LONDON (Reuters) -The London Stock Exchange Group said on Wednesday it expects the green light from outstanding regulatory scrutiny of its $27 billion deal to buy data and analytics company Refinitiv.
"The Group has received 16 merger control clearances to date and good progress has been made in relation to outstanding jurisdictions," the London exchange said in a statement.
The LSE said it has published a prospectus and intends to reapply for admission on its own market as the Refinitiv deal constitutes a reverse takeover under the UK's listing rules.
"All remaining merger control and regulatory approvals are expected to enable completion of the transaction and admission in Q1 2021," the LSE said in a statement.
The European Union's competition officials are due to rule on the takeover in January, and Reuters has reported that the deal is set to get the green light in Brussels. The parent of Reuters, Thomson Reuters Corp, owns 45% of Refinitiv.

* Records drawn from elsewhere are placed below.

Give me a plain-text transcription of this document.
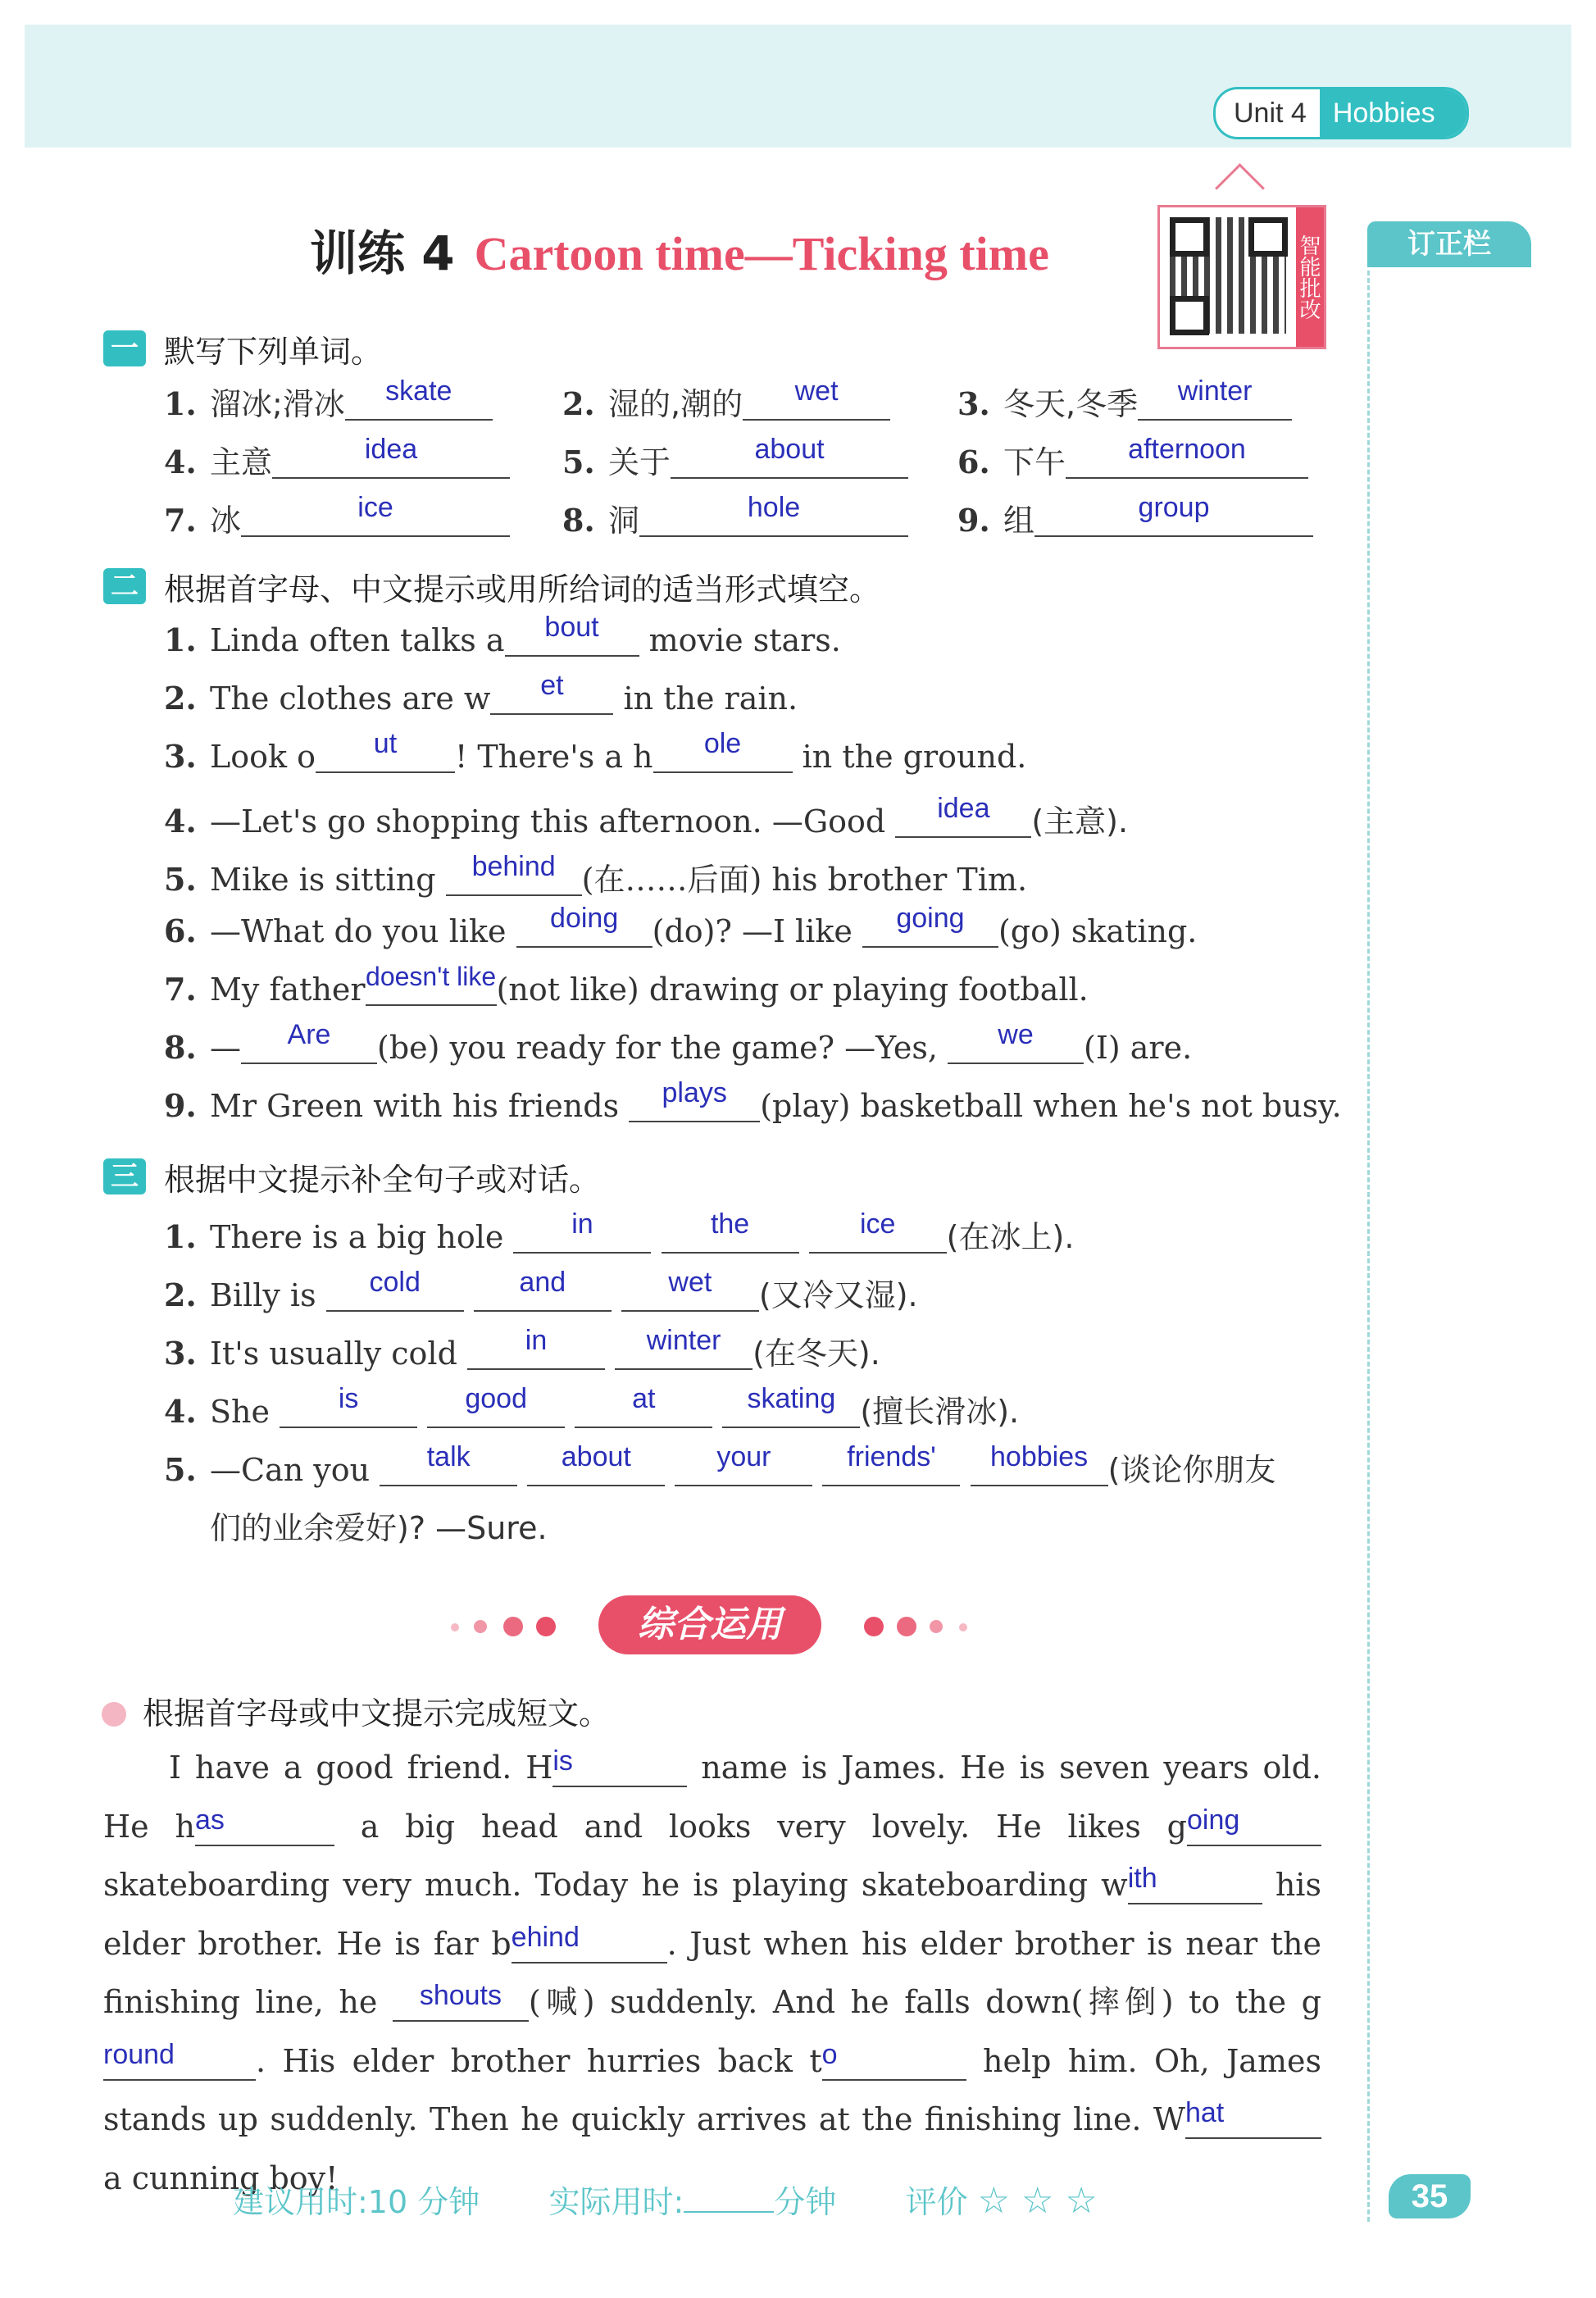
Unit 4 Hobbies
训练 4 Cartoon time—Ticking time	智能批改	订正栏
一 默写下列单词。
1. 溜冰;滑冰 skate	2. 湿的,潮的 wet	3. 冬天,冬季 winter
4. 主意	idea	5. 关于	about	6. 下午 afternoon
7. 冰	ice	8. 洞	hole	9. 组	group
二 根据首字母、中文提示或用所给词的适当形式填空。
1. Linda often talks a bout movie stars.
2. The clothes are w et in the rain.
3. Look o ut ! There's a h ole in the ground.
4. —Let's go shopping this afternoon. —Good idea (主意).
5. Mike is sitting behind (在……后面) his brother Tim.
6. —What do you like doing (do)? —I like going (go) skating.
7. My fatherdoesn't like(not like) drawing or playing football.
8. — Are (be) you ready for the game? —Yes, we (I) are.
9. Mr Green with his friends plays (play) basketball when he's not busy.
三 根据中文提示补全句子或对话。
1. There is a big hole in	the	ice (在冰上).
2. Billy is cold	and	wet (又冷又湿).
3. It's usually cold in	winter (在冬天).
4. She is	good	at	skating (擅长滑冰).
5. —Can you talk	about	your	friends' hobbies (谈论你朋友
们的业余爱好)? —Sure.
综合运用
根据首字母或中文提示完成短文。
I have a good friend. His	name is James. He is seven years old. He has	a big head and looks very lovely. He likes going skateboarding very much. Today he is playing skateboarding with	his elder brother. He is far behind	. Just when his elder brother is near the finishing line, he shouts (喊) suddenly. And he falls down(摔倒) to the ground	. His elder brother hurries back to	help him. Oh, James stands up suddenly. Then he quickly arrives at the finishing line. What a cunning boy!
建议用时:10 分钟 实际用时:	分钟 评价 ☆ ☆ ☆	35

The professional advisers to both LSE and Refinitiv are expected to earn a combined 835 million pounds ($1.12 billion) from assisting on the transaction, according to Wednesday's prospectus.
This is split between costs associated with the deal's financing worth 477 million pounds, as well as 358 million pounds of expenses related to "financial advisory, legal/anti-trust, accounting, admission and other transaction costs."
LSE's suite of financial advisers were Goldman Sachs Group Inc, Morgan Stanley, Robey Warshaw, Barclays Plc and RBC Capital Markets, with Freshfields Bruckhaus Deringer acting as legal counsel.
Refinitiv was advised by bankers at Evercore Inc, Canson Capital Partners and Jefferies Financial Group.